※若干、手塚が病んでます。




 どんなに君を傷付けてでも自分の側に置いておきたい。
 その手足に枷を付けて飛んで行かない様に。
 君は自由だから。
 此処に留めておきたんだ。


 だけれど君は知らない何処かへ飛んでいってしまった。
 付けた枷を振り切りサヨウナラという様に。
 君は自由だから。
 あそこへ飛んでしまった。



 そんな夢を見た。
 このぬくもりを今更に無くしたくはないのだ。
 この全てを。

 隣で眠る子はこの両腕に収まるほどに小さい。
 その小さき子に俺は一喜一憂する。

 「…んっ…」

 力が強すぎたのか腕の中の子は身じろぐ。

 飛んで行かないだろうか。
 自分の前から居なくなったりはしないだろうか。

 そんな不安がよぎってまた強く抱き締める。

 「ふ…んッ……はッぁ…く、にみつ…さ?」

 うっすらと目を開ける子。

 「くるし、いよ」

 文句を言ってくる。
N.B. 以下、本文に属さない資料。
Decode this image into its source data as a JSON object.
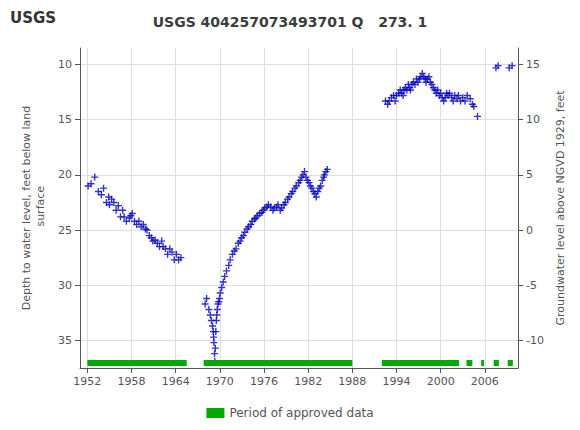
{
  "chart_data": {
    "type": "scatter",
    "title": "USGS 404257073493701 Q   273. 1",
    "annotations": [
      "USGS"
    ],
    "y_label": "Depth to water level, feet below land\n surface",
    "y2_label": "Groundwater level above NGVD 1929, feet",
    "xlim": [
      1951.0,
      2010.5
    ],
    "xticks": [
      1952,
      1958,
      1964,
      1970,
      1976,
      1982,
      1988,
      1994,
      2000,
      2006
    ],
    "ylim": [
      37.5,
      8.5
    ],
    "yticks": [
      10,
      15,
      20,
      25,
      30,
      35
    ],
    "y2lim": [
      -12.5,
      16.5
    ],
    "y2ticks": [
      15,
      10,
      5,
      0,
      -5,
      -10
    ],
    "grid": true,
    "legend": "bottom",
    "series": [
      {
        "type": "scatter",
        "color": "#0000BB",
        "marker": "plus",
        "x": [
          1952.1,
          1952.5,
          1953.0,
          1953.5,
          1953.9,
          1954.2,
          1954.6,
          1954.9,
          1955.0,
          1955.3,
          1955.6,
          1955.9,
          1956.2,
          1956.5,
          1956.8,
          1957.0,
          1957.3,
          1957.7,
          1957.9,
          1958.1,
          1958.4,
          1958.7,
          1959.0,
          1959.3,
          1959.6,
          1959.9,
          1960.1,
          1960.4,
          1960.7,
          1960.9,
          1961.2,
          1961.5,
          1961.8,
          1962.1,
          1962.3,
          1962.6,
          1962.9,
          1963.2,
          1963.5,
          1963.8,
          1964.1,
          1964.4,
          1964.7,
          1968.0,
          1968.2,
          1968.5,
          1968.7,
          1968.85,
          1969.0,
          1969.1,
          1969.15,
          1969.2,
          1969.28,
          1969.33,
          1969.38,
          1969.45,
          1969.52,
          1969.58,
          1969.65,
          1969.75,
          1969.85,
          1969.95,
          1970.05,
          1970.25,
          1970.45,
          1970.65,
          1970.9,
          1971.2,
          1971.4,
          1971.7,
          1971.95,
          1972.2,
          1972.5,
          1972.75,
          1972.95,
          1973.2,
          1973.4,
          1973.7,
          1973.9,
          1974.2,
          1974.4,
          1974.7,
          1974.9,
          1975.1,
          1975.4,
          1975.7,
          1975.9,
          1976.1,
          1976.4,
          1976.6,
          1976.9,
          1977.2,
          1977.4,
          1977.7,
          1977.9,
          1978.2,
          1978.4,
          1978.7,
          1978.9,
          1979.2,
          1979.4,
          1979.7,
          1979.9,
          1980.2,
          1980.4,
          1980.7,
          1980.9,
          1981.1,
          1981.3,
          1981.5,
          1981.7,
          1981.9,
          1982.1,
          1982.3,
          1982.5,
          1982.7,
          1982.9,
          1983.1,
          1983.3,
          1983.5,
          1983.7,
          1983.9,
          1984.1,
          1984.2,
          1984.4,
          1984.6,
          1992.5,
          1992.8,
          1993.0,
          1993.3,
          1993.6,
          1993.8,
          1994.0,
          1994.3,
          1994.5,
          1994.7,
          1994.9,
          1995.0,
          1995.2,
          1995.4,
          1995.6,
          1995.8,
          1995.9,
          1996.1,
          1996.3,
          1996.5,
          1996.7,
          1996.9,
          1997.1,
          1997.3,
          1997.5,
          1997.7,
          1997.9,
          1998.0,
          1998.2,
          1998.4,
          1998.6,
          1998.8,
          1999.0,
          1999.2,
          1999.4,
          1999.6,
          1999.8,
          2000.0,
          2000.2,
          2000.4,
          2000.6,
          2000.8,
          2001.0,
          2001.2,
          2001.5,
          2001.7,
          2001.9,
          2002.2,
          2002.4,
          2002.7,
          2003.0,
          2003.3,
          2003.6,
          2004.0,
          2004.3,
          2004.5,
          2005.0,
          2007.5,
          2007.8,
          2009.3,
          2009.7
        ],
        "values": [
          21.0,
          20.8,
          20.2,
          21.5,
          21.8,
          21.2,
          22.5,
          22.0,
          22.7,
          22.2,
          22.5,
          23.2,
          22.8,
          23.8,
          23.2,
          23.8,
          24.2,
          23.9,
          23.7,
          23.5,
          24.2,
          24.5,
          24.2,
          24.7,
          24.5,
          24.9,
          25.0,
          25.5,
          25.7,
          26.0,
          25.9,
          26.2,
          26.5,
          26.0,
          26.5,
          26.7,
          27.2,
          26.7,
          27.0,
          27.7,
          27.2,
          27.7,
          27.5,
          31.7,
          31.2,
          32.2,
          32.7,
          33.2,
          33.7,
          34.2,
          34.7,
          35.2,
          36.2,
          36.9,
          35.7,
          34.2,
          33.2,
          32.7,
          32.2,
          31.7,
          31.5,
          31.2,
          30.7,
          30.2,
          29.7,
          29.2,
          28.7,
          28.2,
          27.7,
          27.2,
          26.9,
          26.7,
          26.2,
          26.0,
          25.7,
          25.5,
          25.2,
          24.9,
          24.7,
          24.5,
          24.2,
          24.0,
          23.9,
          23.7,
          23.5,
          23.4,
          23.2,
          23.0,
          22.9,
          22.7,
          22.9,
          23.2,
          23.0,
          22.9,
          22.7,
          23.2,
          23.0,
          22.7,
          22.5,
          22.2,
          22.0,
          21.7,
          21.5,
          21.2,
          21.0,
          20.7,
          20.5,
          20.2,
          20.0,
          19.7,
          20.2,
          20.5,
          20.7,
          21.0,
          21.2,
          21.5,
          21.7,
          22.0,
          21.5,
          21.2,
          21.0,
          20.5,
          20.2,
          20.0,
          19.7,
          19.5,
          13.3,
          13.6,
          13.3,
          13.0,
          12.8,
          13.3,
          12.8,
          12.6,
          12.3,
          12.6,
          12.8,
          12.3,
          12.1,
          12.3,
          11.8,
          12.1,
          12.3,
          11.8,
          11.6,
          11.8,
          11.3,
          11.6,
          11.3,
          11.1,
          10.8,
          11.1,
          11.3,
          11.6,
          11.3,
          11.1,
          11.6,
          11.8,
          12.1,
          12.3,
          12.6,
          12.3,
          12.8,
          12.6,
          13.0,
          13.3,
          13.0,
          12.6,
          12.8,
          12.6,
          13.0,
          13.3,
          12.8,
          13.1,
          12.8,
          13.3,
          13.0,
          13.3,
          12.8,
          13.1,
          13.6,
          13.8,
          14.7,
          10.3,
          10.1,
          10.3,
          10.1
        ]
      },
      {
        "name": "Period of approved data",
        "type": "range",
        "color": "#00AA00",
        "periods": [
          [
            1952.0,
            1965.5
          ],
          [
            1967.8,
            1988.0
          ],
          [
            1992.0,
            2002.5
          ],
          [
            2003.5,
            2004.3
          ],
          [
            2005.5,
            2005.9
          ],
          [
            2007.2,
            2007.9
          ],
          [
            2009.1,
            2009.8
          ]
        ]
      }
    ]
  }
}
それでも良い。
 此処に居ると解るから。
 それでも俺は抱き締める力を弱くはしない。

 黙ったままでいる俺を不審に思ったのか訊いてくる。

 「…国光さん。どうしたの?」

 優しい。温かい。

 「…別に怒ってる訳じゃないよ?」

 反対に心は冷たいままで。

 「どうしたの?」

 腕の中の子は訊きながら両腕を俺の背に回す。

 「…ぉまえが、リョーマが何処かへ…俺の前から居なくなってしまう夢を見たんだ。」

 君は自由だから。そう言うと小さき子は─────リョーマは笑っていた。

 「何が可笑しい」

 「だって…俺が国光さんの前から居なくなるわけないじゃん」

 「なぜそう言いきれる」

 「国光さん依存症だから」

 「…」

 俺は黙ってしまった。

 「大好きだから。
  国光さんと一緒じゃない時……特に独りで寝るときは寂しい。
  だから居なくなるわけない」

 「リョーマ…」

 「それでも不安なら『俺のだ』っていう証拠でも付けときなよ。
  ぅうん…付けて?付けて欲しい。」

 リョーマにお願いされたら断ることが出来ない。
 惚れた弱みというものだろうか?

 「解った」

 リョーマの首筋に顔を埋める。
 ふわりと甘い香りが鼻を掠める。

 「…んぁ…」

 リョーマの薄い皮膚を吸うと赤い花が咲いた。

 「大丈夫か?」

 「何の心配?」

 「いや…痛いとか…」

 「あぁ…痛いけど痛くないよ。国光さんが付けたから。」

 これで救われた気がした。

 「すまなかった…」

 「別に平気。国光さんにもつけるから」

 「…そうか。」

 「うん」

 そう言ってリョーマは俺の首筋に顔を埋めた。

 やはりふわりと甘い香りが鼻を掠めた。




 【君はサワン】
 (あれ…リョーマ君?それ、って…)
 (さぁ、何だろうね。)



 「サワン」は井伏鱒二の「屋根の上のサワン」から
 2009.11.24.志花久遠.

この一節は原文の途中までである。